C’est la fête à bord du Tiqqun !

POINTS NÉGATIFS

  • Construction en grille rigide (pas d’adaptation de taille des bâtiments) : source de frustration et de replanification permanente.
  • Difficulté à anticiper certains dangers (zones météo mal signalées, gestion « indésirable » ressource par ressource fastidieuse).
  • Nombreux mécanismes non automatisables (SAS EVA entre autres) qui demandent une micro-gestion répétitive et agaçante.
  • IA de la population illogique (préférence pour les logements moins appréciés malgré la disponibilité d’autres logements).
  • Certaines mécaniques mal expliquées ou manquant franchement de transparence sur leurs conséquences.
  • Durée de vie excessive (20-30h) tirée en longueur par de l’attente pure plus que par du contenu.
  • Liste de facteurs de stabilité qui devient ridicule en fin de partie.
  • Tutoriels envahissants en texte, mais qui n’expliquent pas toujours de façon limpide les points essentiels.

POINTS POSITIFS

  • Direction artistique réussie : artworks soignés, code couleur des bâtiments clair et lisible malgré la densité des secteurs.
  • Bande-son qui s’adapte à l’ambiance et accompagne bien la tension croissante du scénario.
  • Gestion de l’énergie (blackout si dépassement), une mécanique de contrainte bien pensée.
  • Sentiment de satisfaction réel une fois un secteur optimisé et fonctionnel.
  • Concept prometteur qui reprend intelligemment les bases de Frostpunk avec une couche de complexité (six secteurs, ressources dédiées, etc.).
  • Profondeur stratégique de la spécialisation des secteurs, qui va plus loin que le city-builder classique.

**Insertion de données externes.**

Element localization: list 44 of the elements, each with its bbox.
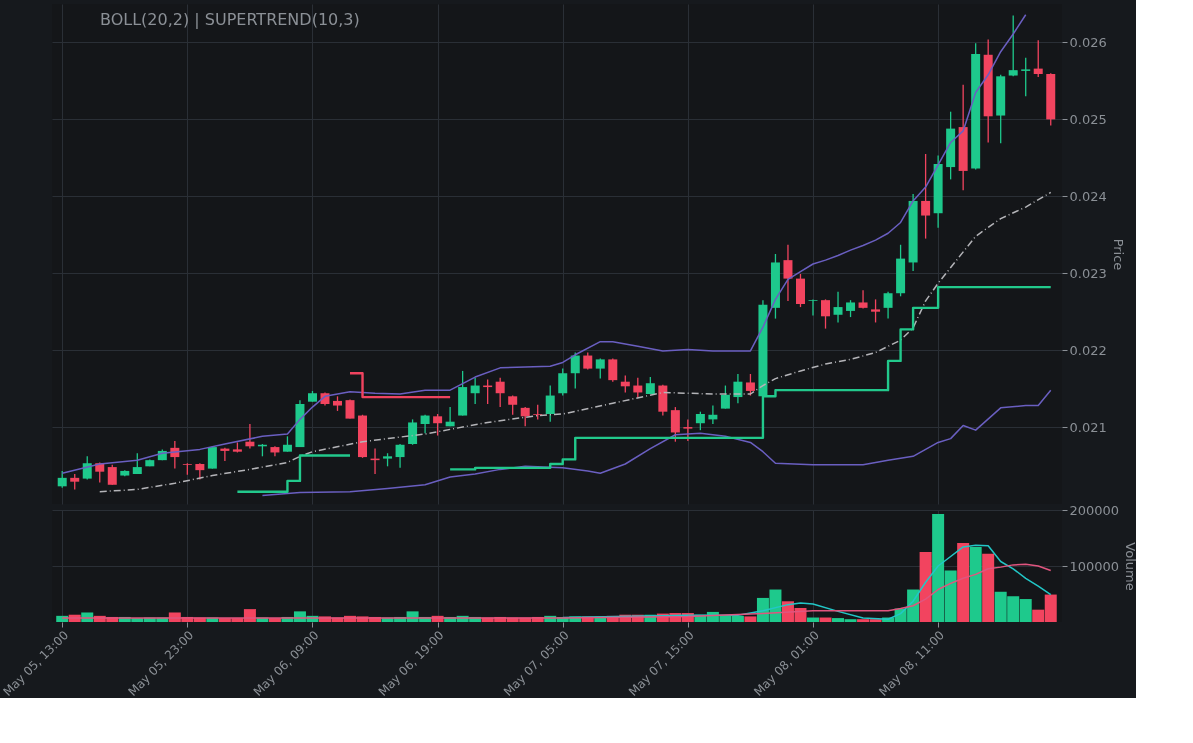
bar xyxy=(744,616,757,622)
y-tick-label: 0.026 xyxy=(1069,34,1107,50)
bar xyxy=(982,553,995,622)
candlestick xyxy=(495,377,505,408)
y-tick-label: 100000 xyxy=(1069,558,1120,574)
candlestick xyxy=(570,351,580,390)
candlestick xyxy=(808,298,818,317)
y-tick-label: 0.023 xyxy=(1069,265,1107,281)
candlestick xyxy=(345,398,355,420)
candlestick xyxy=(783,244,793,302)
candlestick xyxy=(670,406,680,443)
candlestick xyxy=(433,413,443,437)
candlestick xyxy=(408,418,418,446)
y-tick-label: 0.022 xyxy=(1069,342,1107,358)
bar xyxy=(919,552,932,622)
candlestick xyxy=(833,291,843,324)
candlestick xyxy=(858,289,868,310)
y-tick-label: 0.025 xyxy=(1069,111,1107,127)
candlestick xyxy=(720,384,730,410)
candlestick xyxy=(420,414,430,434)
bar xyxy=(969,546,982,622)
candlestick xyxy=(1033,39,1043,78)
y-axis-title: Price xyxy=(1110,238,1126,271)
y-axis-title: Volume xyxy=(1123,542,1139,591)
candlestick xyxy=(1008,14,1018,77)
candlestick xyxy=(545,384,555,423)
chart-title: BOLL(20,2) | SUPERTREND(10,3) xyxy=(100,10,360,29)
candlestick xyxy=(107,464,117,486)
candlestick xyxy=(683,418,693,442)
candlestick xyxy=(921,153,931,240)
candlestick xyxy=(821,298,831,330)
candlestick xyxy=(883,291,893,320)
candlestick xyxy=(871,298,881,324)
candlestick xyxy=(695,411,705,431)
candlestick xyxy=(520,406,530,427)
candlestick xyxy=(395,443,405,469)
candlestick xyxy=(745,373,755,397)
y-tick-label: 200000 xyxy=(1069,502,1120,518)
y-tick-label: 0.024 xyxy=(1069,188,1107,204)
y-tick-label: 0.021 xyxy=(1069,419,1107,435)
candlestick xyxy=(1021,57,1031,97)
candlestick xyxy=(558,367,568,397)
candlestick xyxy=(470,377,480,405)
bar xyxy=(957,543,970,622)
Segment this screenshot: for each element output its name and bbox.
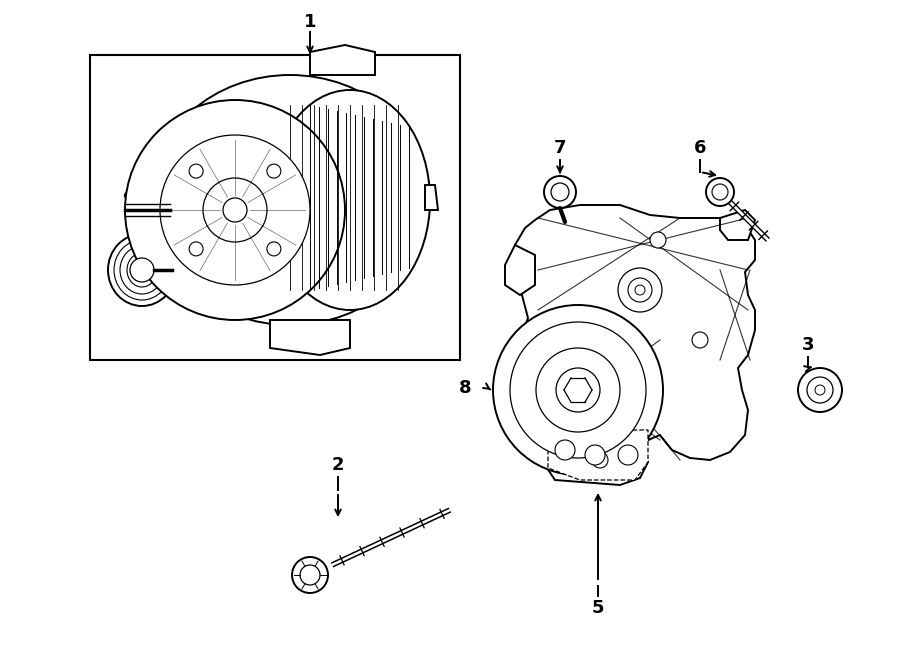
Circle shape [189, 164, 203, 178]
Circle shape [555, 440, 575, 460]
Circle shape [585, 445, 605, 465]
Circle shape [635, 285, 645, 295]
Text: 7: 7 [554, 139, 566, 157]
Circle shape [267, 242, 281, 256]
Circle shape [807, 377, 833, 403]
Text: 1: 1 [304, 13, 316, 31]
Circle shape [544, 176, 576, 208]
Ellipse shape [127, 253, 157, 287]
Text: 3: 3 [802, 336, 814, 354]
Circle shape [592, 452, 608, 468]
Polygon shape [548, 430, 648, 480]
Circle shape [551, 183, 569, 201]
Polygon shape [515, 205, 755, 468]
Text: 5: 5 [592, 599, 604, 617]
Circle shape [292, 557, 328, 593]
Circle shape [798, 368, 842, 412]
Circle shape [203, 178, 267, 242]
Circle shape [650, 232, 666, 248]
Ellipse shape [270, 90, 430, 310]
Circle shape [510, 322, 646, 458]
Circle shape [130, 258, 154, 282]
Text: 8: 8 [459, 379, 472, 397]
Circle shape [618, 445, 638, 465]
Circle shape [300, 565, 320, 585]
Text: 2: 2 [332, 456, 344, 474]
Circle shape [618, 268, 662, 312]
Circle shape [493, 305, 663, 475]
Bar [90, 55, 460, 360]
Circle shape [223, 198, 247, 222]
Circle shape [815, 385, 825, 395]
Ellipse shape [150, 75, 430, 325]
Polygon shape [270, 320, 350, 355]
Text: 6: 6 [694, 139, 706, 157]
Ellipse shape [120, 246, 164, 294]
Circle shape [267, 164, 281, 178]
Circle shape [160, 135, 310, 285]
Polygon shape [720, 210, 755, 240]
Polygon shape [425, 185, 438, 210]
Polygon shape [505, 245, 535, 295]
Circle shape [536, 348, 620, 432]
Polygon shape [545, 445, 648, 485]
Text: 4: 4 [122, 186, 134, 204]
Circle shape [189, 242, 203, 256]
Ellipse shape [108, 234, 176, 306]
Circle shape [712, 184, 728, 200]
Circle shape [556, 368, 600, 412]
Circle shape [692, 332, 708, 348]
Circle shape [628, 278, 652, 302]
Circle shape [706, 178, 734, 206]
Ellipse shape [114, 240, 170, 300]
Polygon shape [310, 45, 375, 75]
Circle shape [125, 100, 345, 320]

IXION avait toutes les cartes en main pour devenir le « Frostpunk de l’espace » : une direction artistique maîtrisée, une bande-son immersive et des mécaniques de gestion des ressources qui, sur le papier, promettent une profondeur stratégique réelle. Mais le jeu se perd dans une accumulation de frictions évitables : une construction trop rigide, une automatisation aux abonnés absents, une IA de population capricieuse et un rythme trop souvent plombé par l’attente plutôt que par la décision. Le résultat est un city-builder qui demande une patience à toute épreuve pour être apprécié à sa juste valeur sans jamais atteindre l’intensité dramatique et l’efficacité de son modèle. Une expérience honnête mais inégale, réservée avant tout aux amateurs du genre prêts à passer outre ses nombreuses aspérités.
Apparemment, la chanson « Ma philosophie » (vous savez, avec le fameux « Viser la Lune, ça ne me fait pas peur ! ») d’Amel Bent parle de résilience et d’espoir. Bah les deux points c’est un peu ça, et en plus on a explosé la Lune, donc ma comparaison est d’une pertinence tellement rare que je me fais un plaisir d’afficher.